Drew Goddard’s Bad Times at the El Royale is an ambitious undertaking for this director’s second feature. The film runs for a sprawling 140-minutes, complete with a crisscrossing episodic structure and a rich ensemble cast of noir characters colliding into each other in the bloodiest of ways. And yet, as clever and engaging as Bad Times at the El Royale can be, it never quite takes flight. Goddard’s previous (and first) film The Cabin in the Woods (2012) is a genre-bending take on the horror film, and his other screenplays like Cloverfield (Matt Reeves, 2008) and The Martian (Ridley Scott, 2015) elevate familiar tropes in unexpected ways. Bad Times at the El Royale faints in these directions, but gradually becomes a more conventional crime film with a bloated structure.
The story takes place in the late ’60s on the Nevada/California border. Literally. The El Royale is built equally across both sides of the border, giving guests the options of staying in the state of their choosing. The El Royale used to be hip, catering to America’s most powerful and influential figures. Now it’s like a ghost town where, over the course of one wild and violent day, several travelers check in, bringing more baggage than just the luggage they carry.
Goddard constructs the film like a Quentin Tarantino movie, complete with title cards for the different characters’ segments, including those of a forgetful priest, Father Flynn (Jeff Bridges), a distrusting soul singer, Darlene (Cynthia Erivo), a boisterous vacuum salesman, Laramie (Jon Hamm), and one pissed-off hippie, Emily (Dakota Johnson). We see flashbacks to events that led them to the El Royale, and how they cross paths with one another as they discover its secrets. Those secrets revealed soon build to danger, and each character will need to reckon with the hazards that hover over them like the thunderstorm raining down upon the hotel.
In the first half of Bad Times at the El Royale, these scenes showcase Goddard’s astute craft as both a director and screenwriter. He creates wonderful mystery out of the guests discovering the El Royale’s seedier side that has long been masked by the glamorous décor and trendy reputation. Even with the intriguing overall mystery, the actors’ verbally playing off one other might be the most memorable takeaway. Indeed, Goddard sets up the guests (and one distraught concierge named Miles) in the manner of an Agatha Christie novel.
Among the best of these performances is Bridges as Father Flynn, who’s more than what he seems (he’s also known as Dock O’Kelly). He gradually wins the affection of Darlene, a noirish heroine on the run from the toxic world of the Los Angeles music scene. Initially guarded, Darlene opens up to Father Flynn and he to her. It’s a pleasure to watch the priest and the singer talking in the lounge about their lives. Bridges has been playing older figures of authority for so long that it’s easy to forget how disarming he can be with that smile and charm reminiscent of his more boyish smooth talker work from the ’70s like, Lightfoot in Thunderbolt and Lightfoot (Michael Cimino, 1974) or Duane in The Last Picture Show (Peter Bogdanovich, 1971). Erivo, making her big screen debut, gets to showcase both a commanding presence and vocal ability that becomes more than just an excuse to let her sing — it’s essential towards advancing the plot.
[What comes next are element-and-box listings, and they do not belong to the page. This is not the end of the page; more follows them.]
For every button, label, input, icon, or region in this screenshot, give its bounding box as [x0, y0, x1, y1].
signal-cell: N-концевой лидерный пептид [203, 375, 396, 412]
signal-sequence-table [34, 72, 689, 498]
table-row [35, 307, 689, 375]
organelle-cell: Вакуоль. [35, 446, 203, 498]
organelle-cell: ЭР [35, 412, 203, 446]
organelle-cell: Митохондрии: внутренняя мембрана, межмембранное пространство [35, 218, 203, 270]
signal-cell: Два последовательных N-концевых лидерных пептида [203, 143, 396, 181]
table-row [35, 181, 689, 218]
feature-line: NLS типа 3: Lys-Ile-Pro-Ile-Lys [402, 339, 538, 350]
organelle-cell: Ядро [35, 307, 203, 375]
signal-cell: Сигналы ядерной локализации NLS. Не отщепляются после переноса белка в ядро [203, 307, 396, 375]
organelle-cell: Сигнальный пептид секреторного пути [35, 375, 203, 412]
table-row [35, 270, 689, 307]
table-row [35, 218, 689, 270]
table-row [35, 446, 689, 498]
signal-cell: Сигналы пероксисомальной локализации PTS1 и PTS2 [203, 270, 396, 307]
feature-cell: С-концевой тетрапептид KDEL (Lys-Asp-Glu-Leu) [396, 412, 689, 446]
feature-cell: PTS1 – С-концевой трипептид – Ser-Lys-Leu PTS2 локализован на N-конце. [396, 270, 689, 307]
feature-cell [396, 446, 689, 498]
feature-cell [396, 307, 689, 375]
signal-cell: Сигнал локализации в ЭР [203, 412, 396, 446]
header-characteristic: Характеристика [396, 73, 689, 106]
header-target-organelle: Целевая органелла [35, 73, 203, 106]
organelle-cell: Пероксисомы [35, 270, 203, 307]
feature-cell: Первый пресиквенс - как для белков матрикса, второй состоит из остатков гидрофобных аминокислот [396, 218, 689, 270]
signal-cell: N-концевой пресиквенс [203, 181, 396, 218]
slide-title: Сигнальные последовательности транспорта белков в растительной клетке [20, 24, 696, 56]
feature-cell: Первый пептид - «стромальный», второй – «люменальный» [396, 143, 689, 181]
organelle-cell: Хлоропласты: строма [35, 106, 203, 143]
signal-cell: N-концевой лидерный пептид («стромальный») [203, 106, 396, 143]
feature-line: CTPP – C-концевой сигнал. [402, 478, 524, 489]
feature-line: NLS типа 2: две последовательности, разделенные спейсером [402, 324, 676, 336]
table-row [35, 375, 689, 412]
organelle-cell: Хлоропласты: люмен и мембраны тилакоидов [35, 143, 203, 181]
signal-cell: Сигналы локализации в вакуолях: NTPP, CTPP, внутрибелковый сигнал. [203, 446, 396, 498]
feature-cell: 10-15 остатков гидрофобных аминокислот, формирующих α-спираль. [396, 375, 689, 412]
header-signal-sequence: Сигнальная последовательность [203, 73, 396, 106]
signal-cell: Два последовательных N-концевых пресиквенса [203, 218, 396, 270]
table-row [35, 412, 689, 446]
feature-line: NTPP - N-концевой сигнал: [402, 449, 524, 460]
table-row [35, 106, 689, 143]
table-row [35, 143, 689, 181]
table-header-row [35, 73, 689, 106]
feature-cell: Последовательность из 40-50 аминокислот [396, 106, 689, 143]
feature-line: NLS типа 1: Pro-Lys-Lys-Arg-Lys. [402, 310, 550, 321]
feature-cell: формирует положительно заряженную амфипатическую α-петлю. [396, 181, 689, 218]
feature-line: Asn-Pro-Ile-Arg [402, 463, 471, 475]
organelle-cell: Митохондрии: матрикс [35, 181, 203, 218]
Many of the other characters take a back seat to Bridges and Erivo, including Hamm, Johnson, and Chris Hemsworth as a mysterious Manson-like cult leader named Billy Lee who sashays into the third act as the film’s de facto villain. By the time Billy Lee arrives, the film has deflated from its early gusto, thanks to some structural choices that don’t quite pay off. A large part of those problems develop from the structure. Goddard is a television veteran of several Joss Whedon and J.J. Abrams shows, along with Daredevil, which he created for Netflix. The different chapters do a hell of a job of building anticipation and tension, but that excitement quickly vanishes from one section to the next, almost like episodes in a series that need you to feed off the cliffhanger to get people to tune in next week. Each new chapter doesn’t immediately capitalize on the tension from what we just saw. These fits and starts began to play when you keeping hitting stoplights driving down a stretch of road with a high-speed limit, if you will.
Thinking again of Tarantino, he has a real gift for finessing each section of his stories into its own satisfying short story, something that Goddard doesn’t do. As Bad Times at the El Royale progresses, the story becomes clunkier. Some of the details are easy to brush over early on, but as the movie trots past the two-hour mark, you can’t help but think a storyteller could compact elements of the plot in a way not so beholden to the structure into something more satisfying. Do we need so many flashbacks? Can you convey entire scenes with an image or dialogue? Do we need to see one character’s death three times from multiple perspectives? Despite elements that cause the film to languish, Bad Times at the El Royale features enough engaging material that will please viewers, but it’s easy to see that a leaner, more traditional noir with this same material would really hit like a bullet to the gut.